Several previous studies have shown a significant association between ischemic heart disease and various infective agents including Cytomegalovirus and Chlamydia pneumoniae. However, information regarding the association between Helicobacter pylori and ischemic heart disease has been contradictory. This might be explained by the genetic polymorphism of H. pylori. The more virulent strains of H. pylori bear the cytotoxin-associated gene-A (CagA), which is associated with severe forms of gastroduodenal diseases, including peptic ulcer and gastric cancer. Pasceri and associates conducted a controlled study to assess the prevalence of infection by the more virulent strains of H. pylori bearing the CagA antigen in patients with ischemic heart disease.
A total of 88 consecutive patients with severe unstable angina (27 patients), acute myocardial infarction (34 patients) or chronic stable angina (27 patients) for longer than one year were included in the study. All patients had angiographically confirmed ischemic heart disease. Eighty-eight control subjects were also recruited. Specific anti– H. pylori was measured by use of a commercial enzyme-linked immunosorbent assay (ELISA). Anti– H. pylori IgGs were detected in 55 of 88 patients with ischemic heart disease, compared with 35 of 88 control subjects. The prevalence of infection with H. pylori was similar in patients with acute myocardial infarction, unstable angina and chronic stable angina. A total of 38 of 88 patients and 15 of 88 control subjects were infected by CagA–positive H. pylori. CagA–negative strains of H. pylori had a similar prevalence in both groups and were not associated with increased risk of ischemic heart disease.

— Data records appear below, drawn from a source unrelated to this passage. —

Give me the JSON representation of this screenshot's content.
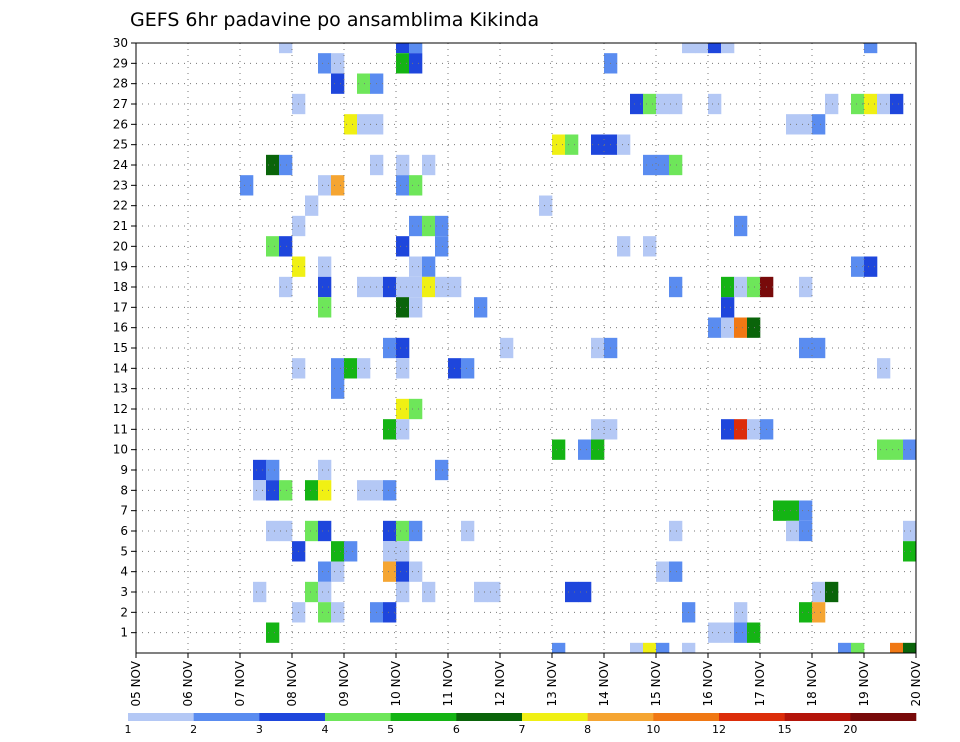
{
  "chart_data": {
    "type": "heatmap",
    "title": "GEFS 6hr padavine po ansamblima Kikinda",
    "x_ticks": [
      "05 NOV",
      "06 NOV",
      "07 NOV",
      "08 NOV",
      "09 NOV",
      "10 NOV",
      "11 NOV",
      "12 NOV",
      "13 NOV",
      "14 NOV",
      "15 NOV",
      "16 NOV",
      "17 NOV",
      "18 NOV",
      "19 NOV",
      "20 NOV"
    ],
    "x_range": [
      "05 NOV 00z",
      "20 NOV 00z"
    ],
    "time_step_hours": 6,
    "y_ticks": [
      1,
      2,
      3,
      4,
      5,
      6,
      7,
      8,
      9,
      10,
      11,
      12,
      13,
      14,
      15,
      16,
      17,
      18,
      19,
      20,
      21,
      22,
      23,
      24,
      25,
      26,
      27,
      28,
      29,
      30
    ],
    "y_range": [
      0,
      30
    ],
    "grid": true,
    "legend": {
      "position": "bottom",
      "labels": [
        "1",
        "2",
        "3",
        "4",
        "5",
        "6",
        "7",
        "8",
        "10",
        "12",
        "15",
        "20"
      ],
      "colors": [
        "#b4c8f5",
        "#5a8cf0",
        "#1e46dc",
        "#6ee65a",
        "#14b414",
        "#0a640a",
        "#f0f014",
        "#f5a532",
        "#f07814",
        "#dc2d0a",
        "#b4140a",
        "#780a0a"
      ]
    },
    "cells": [
      {
        "m": 30,
        "t": [
          [
            11,
            0
          ],
          [
            20,
            2
          ],
          [
            21,
            1
          ],
          [
            42,
            0
          ],
          [
            43,
            0
          ],
          [
            44,
            2
          ],
          [
            45,
            0
          ],
          [
            56,
            1
          ]
        ]
      },
      {
        "m": 29,
        "t": [
          [
            14,
            1
          ],
          [
            15,
            0
          ],
          [
            20,
            4
          ],
          [
            21,
            2
          ],
          [
            36,
            1
          ]
        ]
      },
      {
        "m": 28,
        "t": [
          [
            15,
            2
          ],
          [
            17,
            3
          ],
          [
            18,
            1
          ]
        ]
      },
      {
        "m": 27,
        "t": [
          [
            12,
            0
          ],
          [
            38,
            2
          ],
          [
            39,
            3
          ],
          [
            40,
            0
          ],
          [
            41,
            0
          ],
          [
            44,
            0
          ],
          [
            53,
            0
          ],
          [
            55,
            3
          ],
          [
            56,
            6
          ],
          [
            57,
            0
          ],
          [
            58,
            2
          ]
        ]
      },
      {
        "m": 26,
        "t": [
          [
            16,
            6
          ],
          [
            17,
            0
          ],
          [
            18,
            0
          ],
          [
            50,
            0
          ],
          [
            51,
            0
          ],
          [
            52,
            1
          ]
        ]
      },
      {
        "m": 25,
        "t": [
          [
            32,
            6
          ],
          [
            33,
            3
          ],
          [
            35,
            2
          ],
          [
            36,
            2
          ],
          [
            37,
            0
          ]
        ]
      },
      {
        "m": 24,
        "t": [
          [
            10,
            5
          ],
          [
            11,
            1
          ],
          [
            18,
            0
          ],
          [
            20,
            0
          ],
          [
            22,
            0
          ],
          [
            39,
            1
          ],
          [
            40,
            1
          ],
          [
            41,
            3
          ]
        ]
      },
      {
        "m": 23,
        "t": [
          [
            8,
            1
          ],
          [
            14,
            0
          ],
          [
            15,
            7
          ],
          [
            20,
            1
          ],
          [
            21,
            3
          ]
        ]
      },
      {
        "m": 22,
        "t": [
          [
            13,
            0
          ],
          [
            31,
            0
          ]
        ]
      },
      {
        "m": 21,
        "t": [
          [
            12,
            0
          ],
          [
            21,
            1
          ],
          [
            22,
            3
          ],
          [
            23,
            1
          ],
          [
            46,
            1
          ]
        ]
      },
      {
        "m": 20,
        "t": [
          [
            10,
            3
          ],
          [
            11,
            2
          ],
          [
            20,
            2
          ],
          [
            23,
            1
          ],
          [
            37,
            0
          ],
          [
            39,
            0
          ]
        ]
      },
      {
        "m": 19,
        "t": [
          [
            12,
            6
          ],
          [
            14,
            0
          ],
          [
            21,
            0
          ],
          [
            22,
            1
          ],
          [
            55,
            1
          ],
          [
            56,
            2
          ]
        ]
      },
      {
        "m": 18,
        "t": [
          [
            11,
            0
          ],
          [
            14,
            2
          ],
          [
            17,
            0
          ],
          [
            18,
            0
          ],
          [
            19,
            2
          ],
          [
            20,
            0
          ],
          [
            21,
            0
          ],
          [
            22,
            6
          ],
          [
            23,
            0
          ],
          [
            24,
            0
          ],
          [
            41,
            1
          ],
          [
            45,
            4
          ],
          [
            46,
            0
          ],
          [
            47,
            3
          ],
          [
            48,
            11
          ],
          [
            51,
            0
          ]
        ]
      },
      {
        "m": 17,
        "t": [
          [
            14,
            3
          ],
          [
            20,
            5
          ],
          [
            21,
            0
          ],
          [
            26,
            1
          ],
          [
            45,
            2
          ]
        ]
      },
      {
        "m": 16,
        "t": [
          [
            44,
            1
          ],
          [
            45,
            0
          ],
          [
            46,
            8
          ],
          [
            47,
            5
          ]
        ]
      },
      {
        "m": 15,
        "t": [
          [
            19,
            1
          ],
          [
            20,
            2
          ],
          [
            28,
            0
          ],
          [
            35,
            0
          ],
          [
            36,
            1
          ],
          [
            51,
            1
          ],
          [
            52,
            1
          ]
        ]
      },
      {
        "m": 14,
        "t": [
          [
            12,
            0
          ],
          [
            15,
            1
          ],
          [
            16,
            4
          ],
          [
            17,
            0
          ],
          [
            20,
            0
          ],
          [
            24,
            2
          ],
          [
            25,
            1
          ],
          [
            57,
            0
          ]
        ]
      },
      {
        "m": 13,
        "t": [
          [
            15,
            1
          ]
        ]
      },
      {
        "m": 12,
        "t": [
          [
            20,
            6
          ],
          [
            21,
            3
          ]
        ]
      },
      {
        "m": 11,
        "t": [
          [
            19,
            4
          ],
          [
            20,
            0
          ],
          [
            35,
            0
          ],
          [
            36,
            0
          ],
          [
            45,
            2
          ],
          [
            46,
            9
          ],
          [
            47,
            0
          ],
          [
            48,
            1
          ]
        ]
      },
      {
        "m": 10,
        "t": [
          [
            32,
            4
          ],
          [
            34,
            1
          ],
          [
            35,
            4
          ],
          [
            57,
            3
          ],
          [
            58,
            3
          ],
          [
            59,
            1
          ]
        ]
      },
      {
        "m": 9,
        "t": [
          [
            9,
            2
          ],
          [
            10,
            1
          ],
          [
            14,
            0
          ],
          [
            23,
            1
          ]
        ]
      },
      {
        "m": 8,
        "t": [
          [
            9,
            0
          ],
          [
            10,
            2
          ],
          [
            11,
            3
          ],
          [
            13,
            4
          ],
          [
            14,
            6
          ],
          [
            17,
            0
          ],
          [
            18,
            0
          ],
          [
            19,
            1
          ]
        ]
      },
      {
        "m": 7,
        "t": [
          [
            49,
            4
          ],
          [
            50,
            4
          ],
          [
            51,
            1
          ]
        ]
      },
      {
        "m": 6,
        "t": [
          [
            10,
            0
          ],
          [
            11,
            0
          ],
          [
            13,
            3
          ],
          [
            14,
            2
          ],
          [
            19,
            2
          ],
          [
            20,
            3
          ],
          [
            21,
            1
          ],
          [
            25,
            0
          ],
          [
            41,
            0
          ],
          [
            50,
            0
          ],
          [
            51,
            1
          ],
          [
            59,
            0
          ]
        ]
      },
      {
        "m": 5,
        "t": [
          [
            12,
            2
          ],
          [
            15,
            4
          ],
          [
            16,
            1
          ],
          [
            19,
            0
          ],
          [
            20,
            0
          ],
          [
            59,
            4
          ]
        ]
      },
      {
        "m": 4,
        "t": [
          [
            14,
            1
          ],
          [
            15,
            0
          ],
          [
            19,
            7
          ],
          [
            20,
            2
          ],
          [
            21,
            0
          ],
          [
            40,
            0
          ],
          [
            41,
            1
          ]
        ]
      },
      {
        "m": 3,
        "t": [
          [
            9,
            0
          ],
          [
            13,
            3
          ],
          [
            14,
            0
          ],
          [
            20,
            0
          ],
          [
            22,
            0
          ],
          [
            26,
            0
          ],
          [
            27,
            0
          ],
          [
            33,
            2
          ],
          [
            34,
            2
          ],
          [
            52,
            0
          ],
          [
            53,
            5
          ]
        ]
      },
      {
        "m": 2,
        "t": [
          [
            12,
            0
          ],
          [
            14,
            3
          ],
          [
            15,
            0
          ],
          [
            18,
            1
          ],
          [
            19,
            2
          ],
          [
            42,
            1
          ],
          [
            46,
            0
          ],
          [
            51,
            4
          ],
          [
            52,
            7
          ]
        ]
      },
      {
        "m": 1,
        "t": [
          [
            10,
            4
          ],
          [
            44,
            0
          ],
          [
            45,
            0
          ],
          [
            46,
            1
          ],
          [
            47,
            4
          ]
        ]
      },
      {
        "m": 0,
        "t": [
          [
            32,
            1
          ],
          [
            38,
            0
          ],
          [
            39,
            6
          ],
          [
            40,
            1
          ],
          [
            42,
            0
          ],
          [
            54,
            1
          ],
          [
            55,
            3
          ],
          [
            58,
            8
          ],
          [
            59,
            5
          ]
        ]
      }
    ]
  }
}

Results indicate that infection with more virulent CagA–positive strains of H. pylori is significantly associated with ischemic heart disease, whereas CagA–negative strains have a similar prevalence in both patients and control subjects. The possible mechanisms are unknown, but recent studies have demonstrated that the presence of an inflammatory response has a prognostic value in patients with unstable angina and may predict the long-term risk of cardiovascular events in patients with chronic stable angina and in healthy men. The results suggest that CagA–positive H. pylori cannot directly induce coronary atherosclerosis but may need the presence of other cofactors to stimulate progression of ischemia.
The authors conclude that an association between ischemic heart disease and chronic infection with virulent strains of a microorganism is apparent. This finding supports the hypothesis that the pathogenetic link between chronic infections and ischemic heart disease may be the chronic inflammatory response caused by these infections.